Перепугавшись до полусмерти, что кто-либо посторонний может у себя на Балчуге услышать этот верноподданический вопль души, оба подьячих, не сговариваясь, кинулись затыкать ярыжке рот. Причем Протасьев не побоялся даже уставленной на него пистоли, а Деревнин не пожалел вышитой рукавицы.
— Как докажешь? — держа в охапке мычащего Стеньку, быстро спросил Деревнин.
— Да хоть меня на одну доску с Греком ставь! Он то же самое скажет! Вот пошли за ним, доставь его к Башмакову — да там и спрашивай! И он тебе ответит, что деревянная книжица еще при татарах писана! Он-то в таких делах толк знает!
— Башмаков тоже в своем деле толк знает!
— Послушай, Гаврила Михайлович, Христа ради, отпусти душу на покаяние! Сплоховал я, не догадался — надо мне было сразу за стрельцами посылать, чтобы того Грека взять под караул!
Протасьев, умоляя, схватил Деревнина за рукав и, придерживаясь, попытался рухнуть на колени с наименьшими затруднениями.
Стенька замычал так выразительно, что Деревнин понял.
— Коли бы с глазу на глаз, так, может, и сговорились бы, — не мешая коленопреклонению, с намеком молвил он. — А помощничек мой, вишь, горяч! Мы-то с тобой пуд соли вместе съели, а он с тобой разве что на Пасху крашеными яйцами сменялся. Уж и не знаю, как быть…
Протасьев смотрел на товарища снизу вверх, и Стенько подивился тому, как жестка его длинная, почти седая борода — торчит, словно из доски выстрогана, хоть чернильницу на нее ставь.
— Да разве мы со Степой не договоримся? — сразу все понял Протасьев. Есть у меня однорядка скарлатного суконца, зять только раза два и надел, а потом пробовал влезть, да в груди поширел, не застегнуть! Вот на Масленицу было бы в чем пощеголять! А то утварью могу, хоть оловянной, хоть медной…

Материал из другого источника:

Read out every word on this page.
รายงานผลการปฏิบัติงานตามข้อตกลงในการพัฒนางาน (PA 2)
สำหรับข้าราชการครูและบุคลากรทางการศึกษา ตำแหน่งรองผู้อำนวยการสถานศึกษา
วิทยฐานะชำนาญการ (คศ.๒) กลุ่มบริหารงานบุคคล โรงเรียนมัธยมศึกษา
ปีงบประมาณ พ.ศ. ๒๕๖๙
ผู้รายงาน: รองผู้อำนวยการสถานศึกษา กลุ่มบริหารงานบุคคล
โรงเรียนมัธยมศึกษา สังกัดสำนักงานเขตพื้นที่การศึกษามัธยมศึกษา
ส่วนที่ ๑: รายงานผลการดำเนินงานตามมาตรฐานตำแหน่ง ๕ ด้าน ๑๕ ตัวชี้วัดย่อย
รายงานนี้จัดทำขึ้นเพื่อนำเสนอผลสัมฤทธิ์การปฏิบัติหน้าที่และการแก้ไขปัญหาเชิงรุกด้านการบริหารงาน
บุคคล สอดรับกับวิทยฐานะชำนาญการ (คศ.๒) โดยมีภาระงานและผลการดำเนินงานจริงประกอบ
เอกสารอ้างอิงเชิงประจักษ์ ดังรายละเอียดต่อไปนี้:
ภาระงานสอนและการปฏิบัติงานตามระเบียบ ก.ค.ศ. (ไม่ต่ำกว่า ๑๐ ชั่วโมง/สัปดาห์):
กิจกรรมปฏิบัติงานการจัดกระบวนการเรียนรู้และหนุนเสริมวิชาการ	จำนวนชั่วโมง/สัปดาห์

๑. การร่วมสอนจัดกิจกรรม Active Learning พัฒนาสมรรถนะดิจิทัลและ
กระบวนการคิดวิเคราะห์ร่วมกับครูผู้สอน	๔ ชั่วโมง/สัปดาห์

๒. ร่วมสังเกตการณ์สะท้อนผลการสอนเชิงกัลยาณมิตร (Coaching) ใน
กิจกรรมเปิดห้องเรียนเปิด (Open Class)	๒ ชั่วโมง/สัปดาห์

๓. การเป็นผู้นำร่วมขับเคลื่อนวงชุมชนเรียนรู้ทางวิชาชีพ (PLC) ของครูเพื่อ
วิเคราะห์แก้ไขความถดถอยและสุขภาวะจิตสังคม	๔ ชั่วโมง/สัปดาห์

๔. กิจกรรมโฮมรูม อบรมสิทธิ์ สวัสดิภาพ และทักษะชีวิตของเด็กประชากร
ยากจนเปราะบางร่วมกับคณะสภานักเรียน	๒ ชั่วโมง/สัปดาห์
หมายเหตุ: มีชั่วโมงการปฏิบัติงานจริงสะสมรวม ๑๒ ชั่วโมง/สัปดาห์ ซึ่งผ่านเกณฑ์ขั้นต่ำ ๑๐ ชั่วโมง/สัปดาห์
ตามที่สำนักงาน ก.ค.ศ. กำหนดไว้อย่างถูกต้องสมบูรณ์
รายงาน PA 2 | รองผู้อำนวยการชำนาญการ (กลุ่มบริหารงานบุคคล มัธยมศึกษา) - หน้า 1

Деревнин вдруг выдернул рукавицу из Стенькиного рта.
— Сковороду проси! — велел. — Большую, медную! И от однорядки не отказывайся! А мне, сироте, и десяти рублей довольно будет, чтобы шуму зря не поднимать.
— Десять рублей?! Да где ж я тебе возьму?!

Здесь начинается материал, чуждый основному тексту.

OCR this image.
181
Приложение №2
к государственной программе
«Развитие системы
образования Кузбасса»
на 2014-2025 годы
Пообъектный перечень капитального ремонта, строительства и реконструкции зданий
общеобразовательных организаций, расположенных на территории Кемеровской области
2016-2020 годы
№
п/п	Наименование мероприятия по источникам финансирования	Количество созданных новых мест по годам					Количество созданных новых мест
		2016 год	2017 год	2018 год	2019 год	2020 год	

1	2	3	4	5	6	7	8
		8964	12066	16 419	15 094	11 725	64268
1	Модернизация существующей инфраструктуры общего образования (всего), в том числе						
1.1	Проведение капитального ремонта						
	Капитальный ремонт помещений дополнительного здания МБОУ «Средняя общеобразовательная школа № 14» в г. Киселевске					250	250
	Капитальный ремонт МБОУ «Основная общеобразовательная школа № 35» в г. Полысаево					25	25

— А ты поищи, Семен Алексеевич. Мне-то бумагу найти нетрудно, а перо в пернице и чернильница на поясе у меня всегда при себе. Вот и напишу Башмакову весточку… Тебе-то на старости лет такие весточки ни к чему! За мздоимство неприкрытое, да еще в государственном деле, знаешь что бывает? И поболее десяти рублей в казну отпишут!
На том и столковались.
В тех же санях, но только посадив за кучера Стеньку, поехали к Солянке и сопроводили Протасьева до самого крыльца. Деревнин взошел вместе с ним в хоромы, Стеньке велел ждать. И скоро появился с добычей. Выйдя на улицу, кинул ее в сани, опять велел брать вожжи в руки.
— Ко мне! — распорядился. — Там Игнатий ждет, так мои орлы бы его не напоили…
— Вот оно что! — восхитился Стенька. Игнатий был извозчик ведомый, не раз приказным услужил. Деревнин, видать, на него и рассчитывал — чужой не уступил бы подьячему сани с лошадью. Деревнин же отправил Игнатия, чтобы тому не мерзнуть, к себе домой, где того знали и без угощения бы не оставили.
До Охотного ряда добрались без приключений, а там уж до деревнинского двора было рукой подать. Вызвав Игнатия, у ворот произвели раздел имущества: кому — сани, кому — однорядку со сковородкой.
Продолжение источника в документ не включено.